Texto em que o autor apresenta e defende suas ideias e opiniões, a partir da interpretação de fatos e dados.

Verdade, tristeza e leveza: um guia sobre como falar de morte com crianças

Colunista de Universa

31/07/2022 04h00

Assim como nascer, morrer também faz parte da vida e é algo natural. Mas nossa sociedade não aprendeu a falar da morte, como se evitar o assunto pudesse evitar o destino de todos nós. Essa é a mais pura certeza que temos: todos vamos morrer. Claro que não é para lembrar disso todos os dias, mas acho importante naturalizar esta conversa, inclusive com as crianças.

Se morre alguém da família, por exemplo, não dá para esconder esta notícia com o objetivo de poupar um sofrimento. Aliás, também o sofrimento faz parte desta aventura que é viver. Por mais que seja triste, e que pais e mães com a melhor das intenções tentem poupar seus filhos e filhas de sofrer, isso é impossível. As frustrações e decepções precisam fazer parte do processo de crescimento e amadurecimento.

Gravei diversos programa de TV tratando deste assunto: como falar da morte com as crianças? Como dar a notícia? A criança deve ir ao velório? E ao enterro?

Especialistas explicam que, em primeiro lugar, devemos dizer a verdade. Que a pessoa morreu, que é triste, que ela não vai mais voltar. Claro que de acordo com a idade da criança e com o que ela é capaz de entender. Ouça também o que ela tem para perguntar, responda o que estiver ao seu alcance e deixe que ela fale sobre o que está sentindo. E você também seja sincera ou sincero sobre seus sentimentos. Pai e mãe também choram.

Acompanhar os rituais de despedida é uma decisão muito particular. É preciso sentir o momento, a situação. Mas participar pode ajudar no processo de aceitação do que aconteceu.

Crianças pequenas não precisam saber de todas as notícias de tragédias que acontecem, mas hoje em dia elas são bombardeadas de informações por todos os cantos, não dá para blindar.

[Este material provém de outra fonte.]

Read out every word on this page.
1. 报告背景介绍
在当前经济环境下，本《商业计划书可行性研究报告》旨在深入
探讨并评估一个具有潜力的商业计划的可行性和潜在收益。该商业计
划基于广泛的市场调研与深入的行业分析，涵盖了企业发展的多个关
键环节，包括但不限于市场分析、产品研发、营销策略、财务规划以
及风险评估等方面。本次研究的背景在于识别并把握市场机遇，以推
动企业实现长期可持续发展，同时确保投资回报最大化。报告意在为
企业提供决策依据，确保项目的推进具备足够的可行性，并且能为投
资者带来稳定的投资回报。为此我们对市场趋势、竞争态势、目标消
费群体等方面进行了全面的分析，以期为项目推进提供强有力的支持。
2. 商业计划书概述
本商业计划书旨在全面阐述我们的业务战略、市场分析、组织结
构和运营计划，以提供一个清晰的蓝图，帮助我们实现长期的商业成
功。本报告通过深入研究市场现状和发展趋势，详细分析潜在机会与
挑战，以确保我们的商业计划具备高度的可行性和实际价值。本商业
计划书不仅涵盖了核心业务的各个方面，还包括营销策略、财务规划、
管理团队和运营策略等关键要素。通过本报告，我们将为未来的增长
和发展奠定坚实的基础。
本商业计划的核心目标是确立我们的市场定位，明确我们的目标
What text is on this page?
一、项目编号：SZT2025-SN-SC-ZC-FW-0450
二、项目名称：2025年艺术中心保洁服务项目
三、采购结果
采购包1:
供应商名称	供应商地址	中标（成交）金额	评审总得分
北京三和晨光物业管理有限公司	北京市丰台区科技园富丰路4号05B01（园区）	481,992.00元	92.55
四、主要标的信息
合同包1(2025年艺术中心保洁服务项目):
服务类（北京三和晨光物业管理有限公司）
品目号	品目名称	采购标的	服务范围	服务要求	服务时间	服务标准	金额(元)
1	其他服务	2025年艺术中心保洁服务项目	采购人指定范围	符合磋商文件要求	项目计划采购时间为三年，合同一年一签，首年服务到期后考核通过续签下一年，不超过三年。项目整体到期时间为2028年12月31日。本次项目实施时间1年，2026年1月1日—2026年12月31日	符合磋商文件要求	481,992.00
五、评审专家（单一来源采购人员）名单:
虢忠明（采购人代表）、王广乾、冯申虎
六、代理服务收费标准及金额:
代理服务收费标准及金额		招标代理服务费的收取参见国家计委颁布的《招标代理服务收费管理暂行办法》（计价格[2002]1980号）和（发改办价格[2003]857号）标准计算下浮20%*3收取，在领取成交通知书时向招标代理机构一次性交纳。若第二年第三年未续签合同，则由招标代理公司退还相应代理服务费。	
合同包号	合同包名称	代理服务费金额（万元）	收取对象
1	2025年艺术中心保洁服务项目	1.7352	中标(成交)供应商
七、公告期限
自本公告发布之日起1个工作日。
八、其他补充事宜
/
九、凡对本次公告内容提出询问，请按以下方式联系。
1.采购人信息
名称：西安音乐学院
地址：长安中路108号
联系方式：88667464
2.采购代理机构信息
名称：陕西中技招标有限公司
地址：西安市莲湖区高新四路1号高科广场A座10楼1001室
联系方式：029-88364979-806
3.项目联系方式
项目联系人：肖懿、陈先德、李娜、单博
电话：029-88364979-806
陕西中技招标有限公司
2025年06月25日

Então, é sempre bom conversar, explicar de um jeito simples.

Se o tema morte já costuma ser um tabu nas famílias, imagine se morre um pai ou uma mãe. Como conversar sobre esta dor? Um pai resolveu usar uma forma que hoje pode até parecer um pouco ultrapassada: escrever cartas. E assim nasceu cartasparamaria.com.br, de Rafael Stein. Ele é pai da Maria Clara e do Francisco e começou a escrever as cartas quando a esposa dele, mãe das crianças, morreu. "É para eles lerem no futuro", disse ele em entrevista ao Programa Papo de Mãe, que eu apresentava na TV Cultura. Stein é coautor do livro "Luto por perdas não legitimadas na atualidade" e do livro "Quando a morte chega em casa", voluntário na Casa Paliativa e membro do projeto Luto do Homem.

Uma outra dica de leitura é o livro De Mãos Dadas, recém-lançado pelo selo Paidós, da editora Planeta. Nele, Cláudio Tebas e Alexandre Coimbra Amaral tratam do luto com profundidade e leveza. O livro fala de acolhimento, de escuta e, acreditem, com bom-humor. Tebas é palhaço e educador pós-graduado em pedagogia da cooperação e Alexandre é psicólogo. Também aqui as cartas são um recurso utilizado, vejam que interessante!

Quando o terror atinge diretamente as crianças

Mais trágico ainda é quando as crianças estão envolvidas numa cena de terror, como ver a mãe ser assassinada pelo pai. Os números ainda alarmantes de feminicídios no nosso país mostram que a maioria das mulheres assassinadas por maridos, companheiros, namorados (ou ex) são mães.

Em geral, é o pai das crianças que mata a mãe. Criminosos que se recusam a aceitar o fim de um relacionamento, que praticam relacionamentos abusivos, violência psicológica e física. Deixam como vítimas mulheres que um dia disseram amar e seus próprios filhos. O Instituto Maria da Penha tem levantamentos assustadores sobre os órfãos da violência doméstica no Brasil. Para cada mãe assassinada são deixados órfãos 2, 3 filhos ou mais. E como ficam essas crianças? Onde estão as políticas públicas para a primeira infância? E o que os candidatos para as próximas eleições apresentam em seus programas de governo?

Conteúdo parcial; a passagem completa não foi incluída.